Lorsqu’on le voit dans les loges, je le trouve assez détendu, en particulier au moment où il tape une lettre à la machine, la nuit. C’était une lettre adressée à Marianne Faithfull. Je me souviens d’ailleurs avoir croisé plusieurs fois le mari de Marianne à l’entrée des loges et, autant que je me souvienne, il n’était pas particulièrement fan de Dylan.
Pour vous, le Dylan de l’époque était-il heureux et épanoui ?
Je le crois, même si on peut le sentir assez tendu par moments. Mais Bob avait une lourde responsabilité sur ses épaules : dans notre petit groupe de fêtards, il était le seul à devoir aller au turbin chaque soir. Vers la fin, ça devenait vraiment pesant. Il devait monter sur scène alors que nous étions tranquillement affalés dans les loges à siroter des bières. D’une certaine manière, il bossait pour nous, et je crois que ça l’irritait un peu. Pour la tournée suivante, il a emmené The Band avec lui et il s’est davantage amusé. Mais jouer seul présentait aussi d’immenses avantages : vers la fin de la tournée, on sentait Bob vraiment habité par ses chansons. Elles le dépassaient.
Aujourd’hui, quel regard portez-vous sur lui ?

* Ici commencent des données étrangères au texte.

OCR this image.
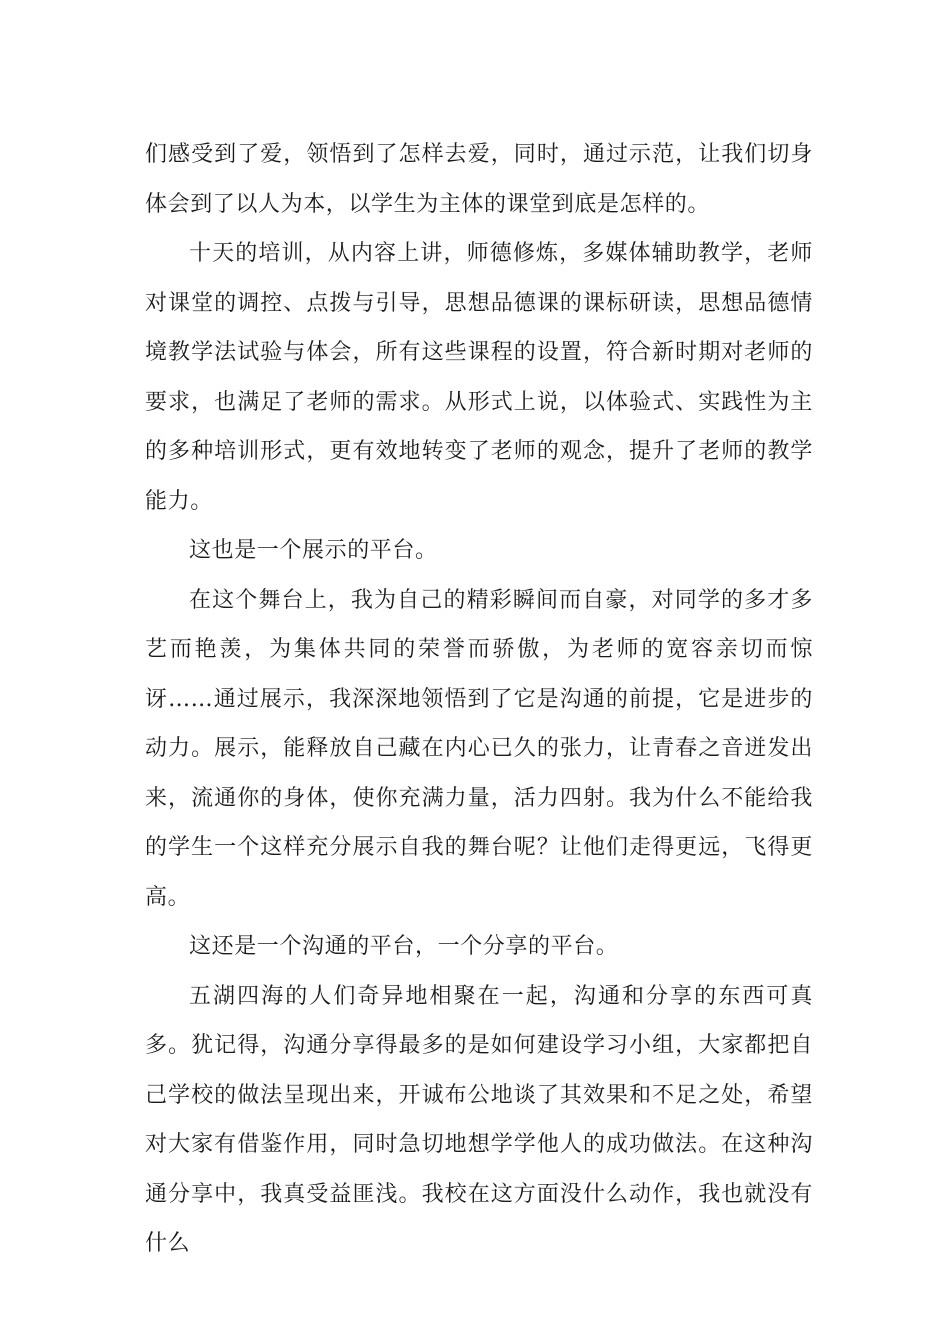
们感受到了爱，领悟到了怎样去爱，同时，通过示范，让我们切身体会到了以人为本，以学生为主体的课堂到底是怎样的。

十天的培训，从内容上讲，师德修炼，多媒体辅助教学，老师对课堂的调控、点拨与引导，思想品德课的课标研读，思想品德情境教学法试验与体会，所有这些课程的设置，符合新时期对老师的要求，也满足了老师的需求。从形式上说，以体验式、实践性为主的多种培训形式，更有效地转变了老师的观念，提升了老师的教学能力。

这也是一个展示的平台。

在这个舞台上，我为自己的精彩瞬间而自豪，对同学的多才多艺而艳羡，为集体共同的荣誉而骄傲，为老师的宽容亲切而惊讶……通过展示，我深深地领悟到了它是沟通的前提，它是进步的动力。展示，能释放自己藏在内心已久的张力，让青春之音迸发出来，流通你的身体，使你充满力量，活力四射。我为什么不能给我的学生一个这样充分展示自我的舞台呢？让他们走得更远，飞得更高。

这还是一个沟通的平台，一个分享的平台。

五湖四海的人们奇异地相聚在一起，沟通和分享的东西可真多。犹记得，沟通分享得最多的是如何建设学习小组，大家都把自己学校的做法呈现出来，开诚布公地谈了其效果和不足之处，希望对大家有借鉴作用，同时急切地想学学他人的成功做法。在这种沟通分享中，我真受益匪浅。我校在这方面没什么动作，我也就没有什么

J’ai l’impression que c’est un type très drôle, mais il a une espèce d’humour pince-sans-rire que beaucoup de gens n’ont jamais compris. Dylan est évidemment l’un des personnages majeurs de la culture américaine, l’un des seuls à avoir profondément changé le cours des choses. Et sans grand discours, sans prétention politique, simplement par des chansons. Il a pris une génération entre ses mains et l’a secouée, bousculée, mordue jusqu’au sang. Sans les textes de Dylan, ces gens auraient eu du mal à s’inscrire dans leur époque, à trouver leur place. Bob les a obligés à se poser les bonnes questions, sans leur imposer aucune réponse. Après Dylan, tout a changé. On est entré dans une autre époque.